When you walked into your Short Story Workshop, no one applauded. Strange. That was okay though; they’d learn.

You sat across the long table from the professor. As she would soon learn, you had as much wisdom to share as she did, and students would gradually turn from her end of the room to yours, waiting to see what you would say.

Students filed in and chatted unnecessarily. Wasting words, wasting words. You sat there quietly in your tweed jacket, with your leather bound notebook and quill pen at the ready. Class began when the professor glided in — she was edging on fifty and grey-haired and tall with easy eyes. You’d read one of her short stories in The New Yorker six months ago and thought she had some things to learn. You wrote down some edits on a piece of parchment and planned on delivering them to her with your thesis at the end of your stay.

She looked around the room pleasantly and invited everyone to take turns introducing themselves. She started with the girl to her left; a lithe young thing who you could see yourself having a one-week bohemian affair with and then dumping when you saw her woefully minimalist writing style.

“I’m Ann,” she said, smiling. “I’m from Tampa originally, went to Florida State for undergrad, and I have three dogs. I love Netflix and dubstep.”

The room welcomed her. All but you. Your thoughts of the affair were instantly dashed. She hardly deserved your scorn.
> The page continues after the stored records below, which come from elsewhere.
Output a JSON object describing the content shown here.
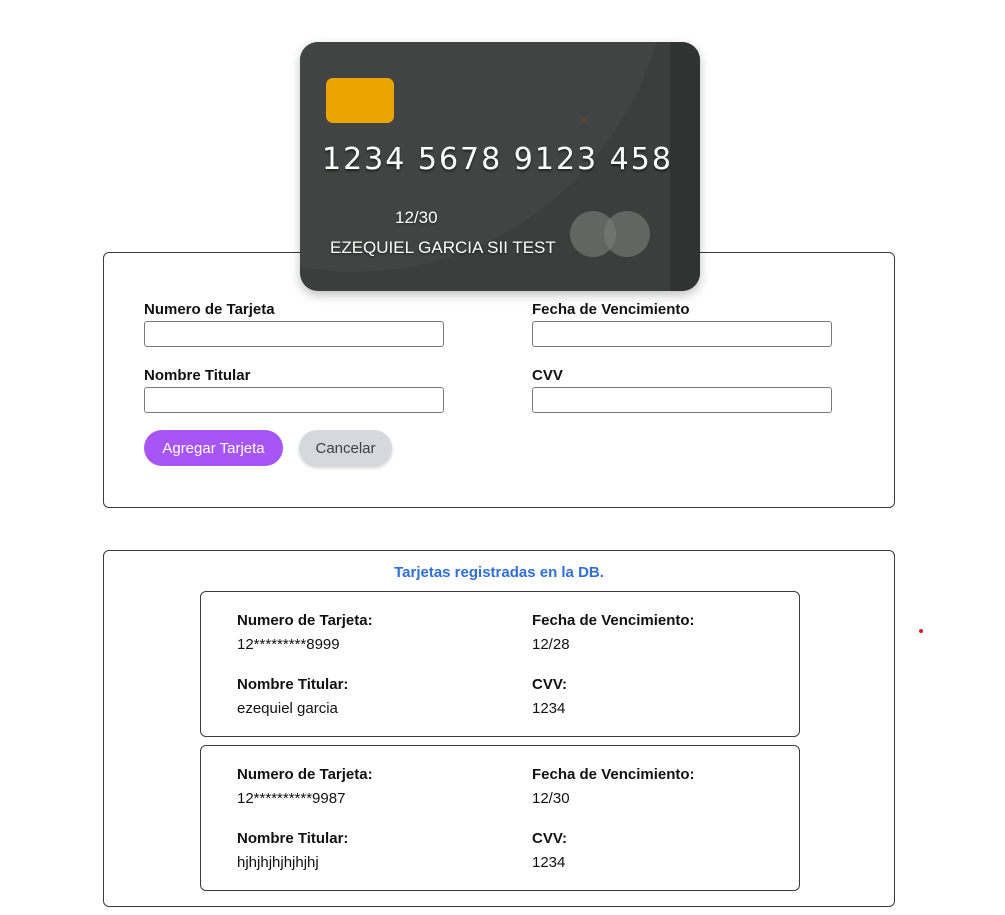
{
  "card_preview": {
    "number": "1234 5678 9123 458",
    "expiry": "12/30",
    "holder": "EZEQUIEL GARCIA SII TEST"
  },
  "form": {
    "card_number_label": "Numero de Tarjeta",
    "card_number_value": "",
    "expiry_label": "Fecha de Vencimiento",
    "expiry_value": "",
    "holder_label": "Nombre Titular",
    "holder_value": "",
    "cvv_label": "CVV",
    "cvv_value": "",
    "submit_label": "Agregar Tarjeta",
    "cancel_label": "Cancelar"
  },
  "records": {
    "title": "Tarjetas registradas en la DB.",
    "items": [
      {
        "number_label": "Numero de Tarjeta:",
        "number": "12*********8999",
        "expiry_label": "Fecha de Vencimiento:",
        "expiry": "12/28",
        "holder_label": "Nombre Titular:",
        "holder": "ezequiel garcia",
        "cvv_label": "CVV:",
        "cvv": "1234"
      },
      {
        "number_label": "Numero de Tarjeta:",
        "number": "12**********9987",
        "expiry_label": "Fecha de Vencimiento:",
        "expiry": "12/30",
        "holder_label": "Nombre Titular:",
        "holder": "hjhjhjhjhjhjhj",
        "cvv_label": "CVV:",
        "cvv": "1234"
      }
    ]
  },
  "colors": {
    "accent_button": "#a855f7",
    "list_title": "#2f6fd6",
    "card_body": "#3b3e3c",
    "chip": "#eba500"
  }
}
The rest of the room proceeded in a similar fashion. No one listed their favorite author, their favorite book, their favorite review. TV, movies, streaming, games, stargazing — what oh what was the writing world coming to? You all but swooned in your chair at the state of this school’s MFA program if this is what they’d let in beside you. But you were given a fellowship, so at least you knew the committee had some sense. Surely these people had to pay their way in. They would not last long.
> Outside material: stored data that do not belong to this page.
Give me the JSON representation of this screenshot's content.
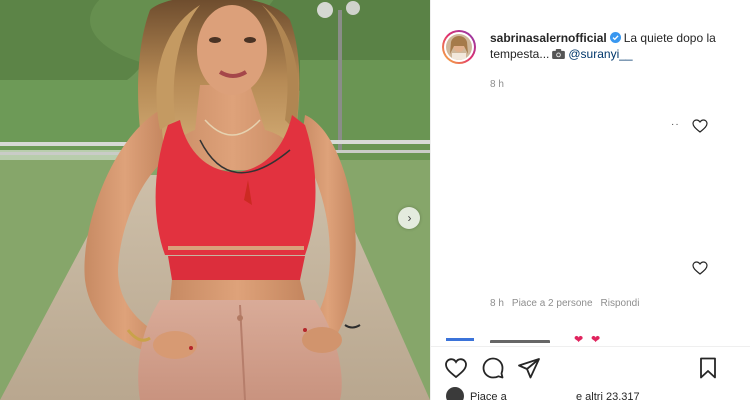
{
  "post": {
    "username": "sabrinasalernofficial",
    "caption_part1": "La quiete dopo la tempesta...",
    "mention": "@suranyi__",
    "timestamp": "8 h"
  },
  "comment": {
    "timestamp": "8 h",
    "likes": "Piace a 2 persone",
    "reply": "Rispondi"
  },
  "likes": {
    "prefix": "Piace a",
    "suffix": "e altri 23.317"
  },
  "icons": {
    "verified": "verified-badge-icon",
    "camera": "camera-icon",
    "next": "chevron-right-icon",
    "like": "heart-icon",
    "comment": "comment-icon",
    "share": "send-icon",
    "save": "bookmark-icon"
  },
  "colors": {
    "accent_blue": "#3897f0",
    "link": "#00376b",
    "heart": "#e0245e",
    "muted": "#8e8e8e"
  }
}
Finally, all eyes turned to you, as was your due.

“Greetings,” you said, relaxing your shoulders down. “I’m Craft McSentence Level. My nom de plume will be Crafterson, however, so please address me thuswise. I don’t have favorite authors, as I feel we all can improve, but those I most identify with are Jonathan Franzen and David Foster Wallace. My writing style has been described as torrid. I’m twenty-one years old and plan to be out of this program in a year and a half. My thesis will be an enlightening treatise on the unjust affairs of the middle east. I don’t like wasting time, as time is a finite resource, so I’ve copied some flash fiction pieces I worked on over the summer. I was hoping we’d have time to review them.”
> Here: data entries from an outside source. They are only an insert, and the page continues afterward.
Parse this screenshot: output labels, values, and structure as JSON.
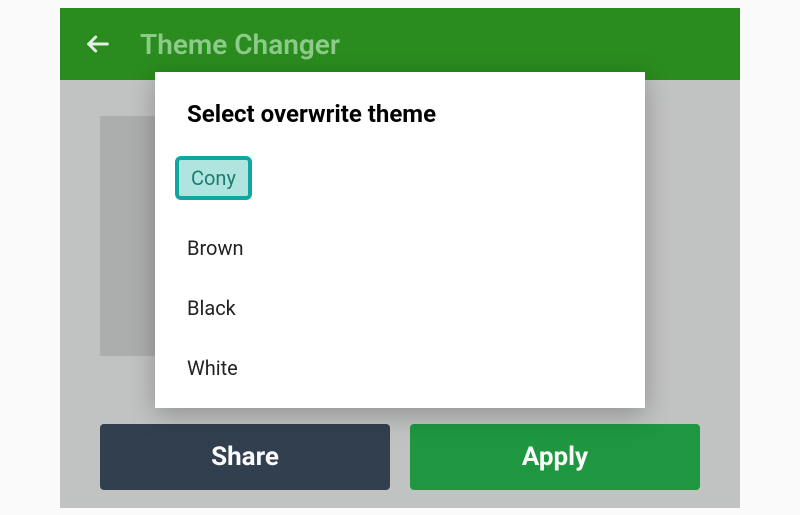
{
  "header": {
    "title": "Theme Changer"
  },
  "buttons": {
    "share": "Share",
    "apply": "Apply"
  },
  "dialog": {
    "title": "Select overwrite theme",
    "options": [
      "Cony",
      "Brown",
      "Black",
      "White"
    ],
    "selected_index": 0
  },
  "colors": {
    "header_bg": "#2b8f1f",
    "apply_bg": "#1f9b42",
    "share_bg": "#344150",
    "highlight_border": "#0fa8a0",
    "highlight_fill": "#b0e5df"
  }
}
You held up your stack of papers. Everyone looked at you wide-eyed, breathless. Surely even they could recognize it — the hot white flame of greatness. John Updike’s classmates must have felt similarly.

Class ended without any time given to your materials but that was okay with you, deep down. Best to space out the important stuff or else its importance might be lost. Your fellow classmates exited quickly, none looking at you. The poor things must have felt embarrassed to have given such paltry first impressions.

Before you left, the professor called out to you.

“Craft, that was—”

“Crafterson, please.”

She smiled wider. “Crafterson. That was quite an introduction.”

“Yes. Please expect more of the same from me.”

“I surely will.”

You left the room with your breast full, your mind at ease. You went home to check your email. An agent must have heard about you by now.